Fellis v. Old Oaks Country Club, Inc.

163 A.D.2d 509 | N.Y. App. Div. | 1990

In an action to recover damages for personal injuries and wrongful death, the plaintiff appeals from an order and judgment (one paper) of the Supreme Court, Westchester County (Wood, J.), entered January 30, 1989, which granted the defendants’ motion to dismiss the complaint.

Ordered that the order and judgment is affirmed, with one bill of costs.

*510The facts in this case are undisputed. While exiting a bar at about 3:00 a.m. on September 9, 1986, the defendant Michael Lopez, the assistant manager of the defendant Old Oaks Country Club, Inc., invited the plaintiff’s decedent to accompany him to the club for a late night snack. The decedent had been formerly employed as a waitress at the club. The club was closed, but Lopez used his set of keys to enter the premises. Other employees with keys had also brought guests back to the club after closing hours. The general manager of the club was aware of this practice but never prohibited it.

The kitchen, located on the second floor, is equipped with a dumbwaiter that is used to transport supplies from the ground floor to the kitchen. The dumbwaiter is approximately 3Vi feet high, 3 feet wide and 2 feet deep. It operates by means of a push button located on the wall outside of the apparatus. Although the dumbwaiter had originally been fitted with doors at the ground level which would render the lift inoperable if not closed, the doors had been removed approximately three years prior to the accident when the dumbwaiter broke down.

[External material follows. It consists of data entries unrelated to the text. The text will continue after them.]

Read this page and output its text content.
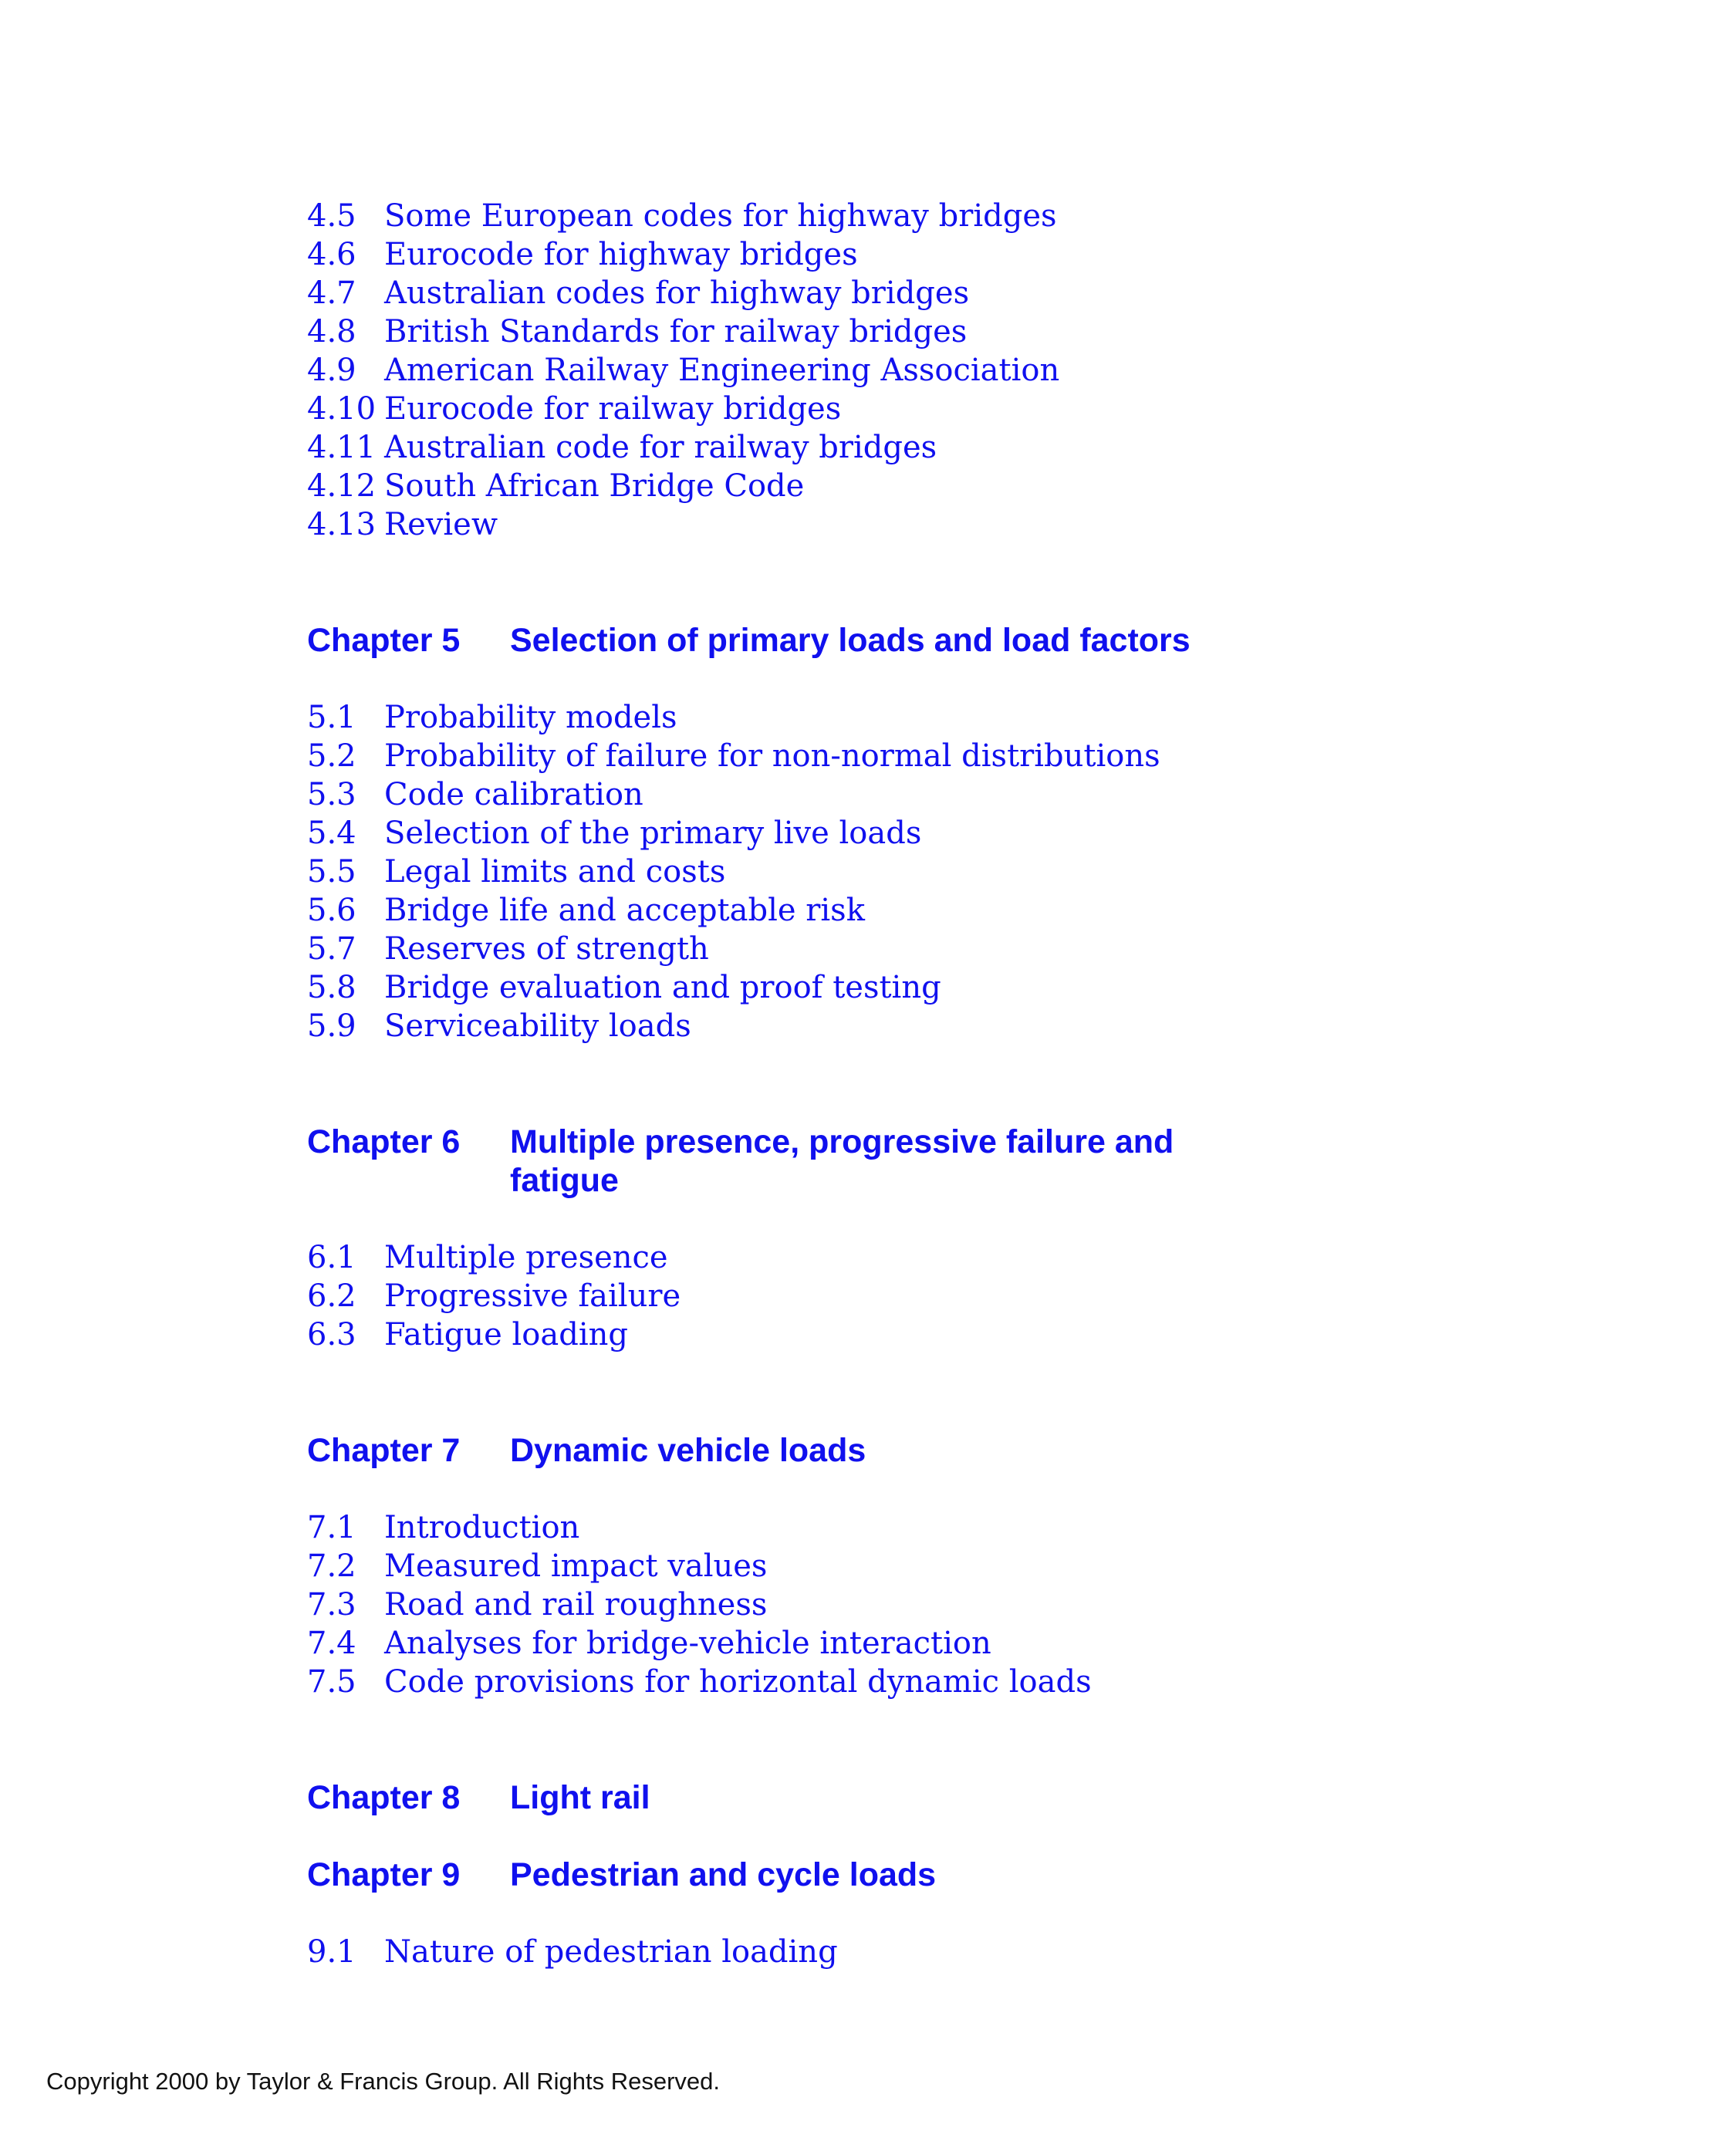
4.5 Some European codes for highway bridges
4.6 Eurocode for highway bridges
4.7 Australian codes for highway bridges
4.8 British Standards for railway bridges
4.9 American Railway Engineering Association
4.10 Eurocode for railway bridges
4.11 Australian code for railway bridges
4.12 South African Bridge Code
4.13 Review
Chapter 5	Selection of primary loads and load factors
5.1 Probability models
5.2 Probability of failure for non-normal distributions
5.3 Code calibration
5.4 Selection of the primary live loads
5.5 Legal limits and costs
5.6 Bridge life and acceptable risk
5.7 Reserves of strength
5.8 Bridge evaluation and proof testing
5.9 Serviceability loads
Chapter 6	Multiple presence, progressive failure and fatigue
6.1 Multiple presence
6.2 Progressive failure
6.3 Fatigue loading
Chapter 7	Dynamic vehicle loads
7.1 Introduction
7.2 Measured impact values
7.3 Road and rail roughness
7.4 Analyses for bridge-vehicle interaction
7.5 Code provisions for horizontal dynamic loads
Chapter 8	Light rail
Chapter 9	Pedestrian and cycle loads
9.1 Nature of pedestrian loading
Copyright 2000 by Taylor & Francis Group. All Rights Reserved.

The repairman had informed the general manager that the doors could not be repaired. Therefore, to remain functional, either the doors had to be permanently removed or the entire unit replaced. The general manager of the club made the decision to have the doors removed and apparently later informed the board of this decision. After the removal of the doors, Lopez and other employees regularly rode the dumbwaiter. A flight of stairs is also located near the dumbwaiter, providing access to the second-floor kitchen.

As was his practice on prior occasions when he returned to the club after closing hours to get something to eat, Lopez conducted a cursory security check to make certain the doors were locked and the windows were closed. Next, Lopez turned on the light that illuminates the stairway leading to the kitchen and instructed the decedent to use the stairs. Lopez then boarded the dumbwaiter. While standing in a crouched position, he reached outside the apparatus and activated the control button. As the dumbwaiter started to ascend to the kitchen level, the decedent attempted to jump inside. With only her upper torso inside the dumbwaiter, the decedent sustained fatal injuries when she became wedged between the ascending dumbwaiter and elevator shaft. An autopsy conducted after the accident revealed that the decedent had a blood alcohol level of .26.

A landowner has a duty to exercise reasonable care in *511maintaining his property in a safe condition under all the circumstances, including the likelihood of injury to others, the seriousness of the potential injuries, the burden of avoiding the risk and the foreseeability of a potential plaintiffs presence on the property (Kush v City of Buffalo, 59 NY2d 26, 29-30; Basso v Miller, 40 NY2d 233, 241). However, ”[t]here is no legal duty to protect against an occurrence which is extraordinary in nature and, as such, would not suggest itself to a reasonably careful and prudent person as one which should be guarded against” (see, Silver v Sheraton-Smithtown Inn, 121 AD2d 711). The question of duty and foreseeability is for the court when the facts are undisputed and but one inference may be drawn (Donohue v Copiague Union Free School Dist., 64 AD2d 29, affd 47 NY2d 440). Here, the Supreme Court properly found that under the circumstances, the owner of the defendant country club owed no duty of care to the plaintiff since her usage of the dumbwaiter was not a reasonably foreseeable risk. The form of construction and the size of the dumbwaiter conclusively establish that it was designed solely as a freight elevator. Merely because employees, at times, rode on the dumbwaiter does not suffice to change its status from a freight elevator into a passenger elevator (see, Losie v Royal Indent. Co., 183 App Div 744). It is noteworthy that the dimensions of the dumbwaiter barely sufficed to accommodate an adult. The remote possibility that a person would seek to use the subject dumbwaiter as a passenger elevator by attempting to board the ascending lift, while it was already occupied by an adult, constitutes an occurrence that is extraordinary in nature. Consequently, there was no duty owed to the plaintiff by either defendant to guard against such a remote possibility. Lawrence, J. P., Rubin, Sullivan and Balletta, JJ., concur.